Figure 8 shows that price/rent had a similar pattern in dense ZIP codes (with much more variance reflecting the wide range of amenities and disamenities dense locations have). Since Covid, price/rent ratios of the richest, densest ZIP codes have fallen sharply.
Some Technical Notes about the Effect on the Erdmann Housing Tracker
This is probably too into the weeds for just about everyone, but here are some parting thoughts.
Seeing it this way, I think this probably is more of a problem in the Erdmann Housing Tracker data than I had accounted for. It doesn’t show up enough in any single city, except for New York City, to make a noticeable difference, but I think the small effect the decline in demand for dense housing has in every city, in a way that is not correlated with incomes, has just generally lowered relative prices across each city, and has probably caused the Supply component of the tracker to flatten out more than supply conditions on their own would have.
And, I have to estimate income changes for the most recent couple of years because the IRS reports ZIP code data with a lag.

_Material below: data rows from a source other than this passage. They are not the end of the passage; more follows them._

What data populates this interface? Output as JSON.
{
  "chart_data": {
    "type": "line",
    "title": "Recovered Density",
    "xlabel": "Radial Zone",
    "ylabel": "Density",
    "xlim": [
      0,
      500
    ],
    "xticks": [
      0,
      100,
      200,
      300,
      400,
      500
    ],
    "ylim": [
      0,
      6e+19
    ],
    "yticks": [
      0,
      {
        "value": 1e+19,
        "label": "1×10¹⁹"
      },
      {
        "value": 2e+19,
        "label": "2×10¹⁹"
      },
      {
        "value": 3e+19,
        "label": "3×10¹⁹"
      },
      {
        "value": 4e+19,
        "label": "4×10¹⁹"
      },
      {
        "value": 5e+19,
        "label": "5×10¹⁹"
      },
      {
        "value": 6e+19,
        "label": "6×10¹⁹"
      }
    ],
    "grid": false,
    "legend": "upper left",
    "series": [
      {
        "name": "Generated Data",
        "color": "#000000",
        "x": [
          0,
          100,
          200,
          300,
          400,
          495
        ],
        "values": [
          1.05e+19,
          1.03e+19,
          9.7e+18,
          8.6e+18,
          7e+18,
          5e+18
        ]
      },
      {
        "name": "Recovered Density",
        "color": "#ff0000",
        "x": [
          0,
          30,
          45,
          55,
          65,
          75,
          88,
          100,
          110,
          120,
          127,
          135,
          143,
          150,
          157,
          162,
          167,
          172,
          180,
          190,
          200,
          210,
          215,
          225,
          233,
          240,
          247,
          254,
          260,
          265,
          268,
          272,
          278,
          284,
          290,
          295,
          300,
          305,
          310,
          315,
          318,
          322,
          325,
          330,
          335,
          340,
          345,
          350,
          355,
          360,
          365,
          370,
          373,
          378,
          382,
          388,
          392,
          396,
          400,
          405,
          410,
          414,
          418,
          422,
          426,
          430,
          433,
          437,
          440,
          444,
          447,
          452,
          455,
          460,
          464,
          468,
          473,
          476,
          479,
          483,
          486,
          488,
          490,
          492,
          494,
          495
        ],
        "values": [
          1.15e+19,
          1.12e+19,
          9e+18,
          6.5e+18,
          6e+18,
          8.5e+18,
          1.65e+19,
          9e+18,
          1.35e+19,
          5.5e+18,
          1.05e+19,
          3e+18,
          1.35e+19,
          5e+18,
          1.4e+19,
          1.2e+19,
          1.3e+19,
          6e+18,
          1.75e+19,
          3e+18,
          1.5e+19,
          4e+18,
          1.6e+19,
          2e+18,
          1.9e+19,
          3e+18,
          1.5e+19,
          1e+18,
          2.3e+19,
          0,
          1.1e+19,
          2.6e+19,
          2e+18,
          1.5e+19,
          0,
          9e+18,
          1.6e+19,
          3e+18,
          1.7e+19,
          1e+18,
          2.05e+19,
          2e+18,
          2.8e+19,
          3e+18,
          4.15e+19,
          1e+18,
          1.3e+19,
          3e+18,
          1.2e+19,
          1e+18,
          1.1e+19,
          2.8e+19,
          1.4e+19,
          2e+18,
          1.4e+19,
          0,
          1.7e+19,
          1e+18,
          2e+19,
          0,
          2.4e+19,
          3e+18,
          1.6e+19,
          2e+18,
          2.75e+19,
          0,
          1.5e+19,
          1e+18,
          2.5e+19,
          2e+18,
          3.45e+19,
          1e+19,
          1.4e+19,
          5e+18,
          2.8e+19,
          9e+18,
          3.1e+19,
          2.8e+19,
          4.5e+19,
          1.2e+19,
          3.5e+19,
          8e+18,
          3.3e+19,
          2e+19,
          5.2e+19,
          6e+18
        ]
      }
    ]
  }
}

This has been challenging because of the abrupt changes in incomes related to Covid fiscal responses. In reviewing this data, I have also determined that I have probably been underestimating incomes a bit, which causes the Cyclical Component of the tracker to be overstated. Once I adjust the income estimates, the Cyclical Component will be a few percentage points lower, and will be below a neutral valuation.
New York City does have extensive enough density amenities that there is a negative correlation between density and incomes, which causes the opposite effect there. The declining demand for density has caused prices to decline in neighborhoods that tend to have lower incomes. This is a bit confusing. Prices in the richest dense ZIP codes in New York City have declined the most, just like they have in other places. But, as Figures 5 & 6 showed, rents and prices have declined more in all dense ZIP codes than they have in less dense ZIP codes. And New York City has a lot of dense ZIP codes with low incomes and a lot of rich, less dense ZIP codes.

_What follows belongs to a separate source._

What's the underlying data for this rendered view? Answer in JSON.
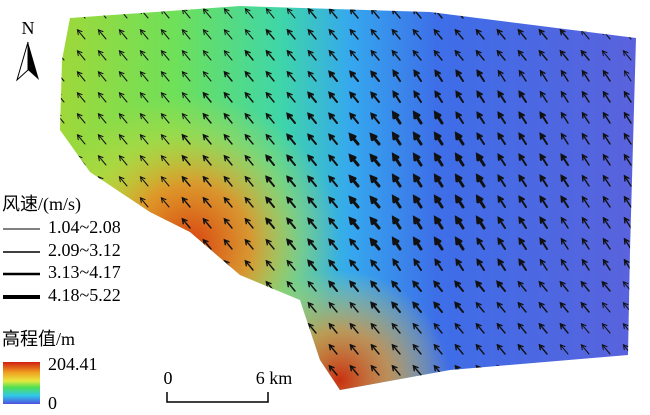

The effect this has on the regression I use for the tracker is to make the New York City Cyclical component look higher and the Supply component look lower. So, it is true that housing in New York City has gotten cheaper in poorer neighborhoods, but it’s not cheaper because of added supply. It’s cheaper because of lower demand for density amenities.

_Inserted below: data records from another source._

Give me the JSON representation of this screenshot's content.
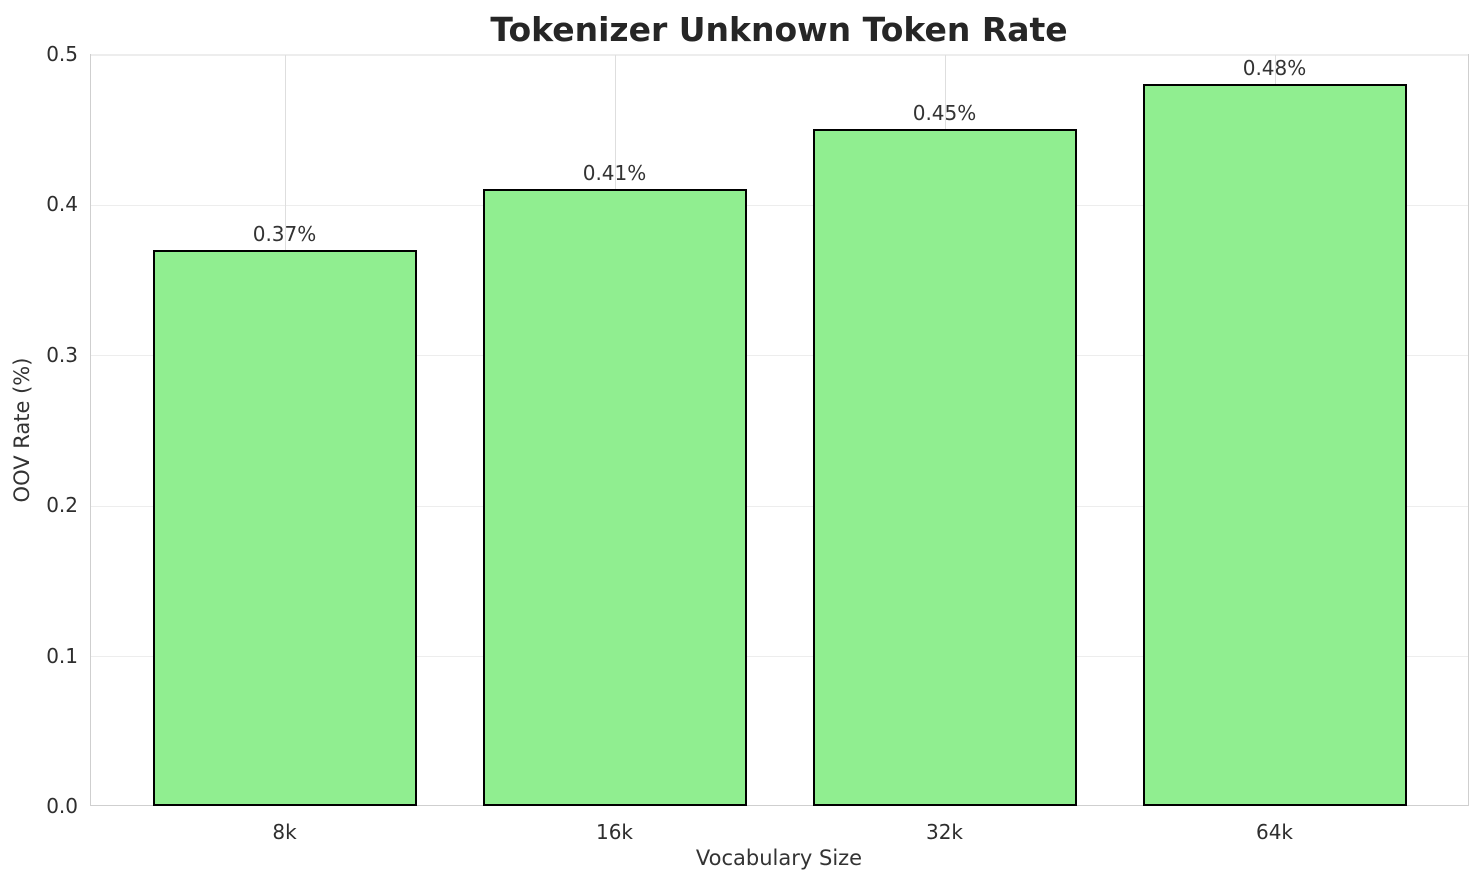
{
  "chart_data": {
    "type": "bar",
    "title": "Tokenizer Unknown Token Rate",
    "xlabel": "Vocabulary Size",
    "ylabel": "OOV Rate (%)",
    "categories": [
      "8k",
      "16k",
      "32k",
      "64k"
    ],
    "values": [
      0.37,
      0.41,
      0.45,
      0.48
    ],
    "bar_labels": [
      "0.37%",
      "0.41%",
      "0.45%",
      "0.48%"
    ],
    "ylim": [
      0.0,
      0.5
    ],
    "yticks": [
      0.0,
      0.1,
      0.2,
      0.3,
      0.4,
      0.5
    ],
    "ytick_labels": [
      "0.0",
      "0.1",
      "0.2",
      "0.3",
      "0.4",
      "0.5"
    ],
    "grid": "both",
    "legend": "none",
    "bar_color": "#90EE90",
    "bar_edge_color": "#000000",
    "background_color": "#ffffff",
    "spine_color": "#cfcfcf",
    "title_color": "#262626",
    "text_color": "#333333"
  }
}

But, I think both the flat Supply component and the low Cyclical component (after I adjust income estimates) both simply reflect a true loss of amenity value in the American urban housing stock that is related to Covid. Households are less willing to pay to live in cities. I’m not quite sure how to account for this in the tracker data. For now, I will probably just make note of it.
There has been a bit of a mystery in the tracker data since the arrival of Covid. Rent inflation, measured by the BLS and by Zillow, has continued to be elevated. But, the Supply component of the Erdmann Housing Tracker has flattened out, suggesting an end to excess rent inflation. The effect of the decline in the value of density might explain this. My Supply component has likely been understating the continuation of rent inflation.
Very wonky, but you made it understandable, thank you.
One of the biggest and critical density amenity value is access to (better) employment opportunities. It could be that this is declining in both rich and not rich, for different reasons. In the rich dense zips, remote work has reduced the density value. In the poor dense zips, service job opportunities have declined with less office occupancy (as a significant portion of the services is to office workers). Food for thought.
I enjoyed your journey through the weeds.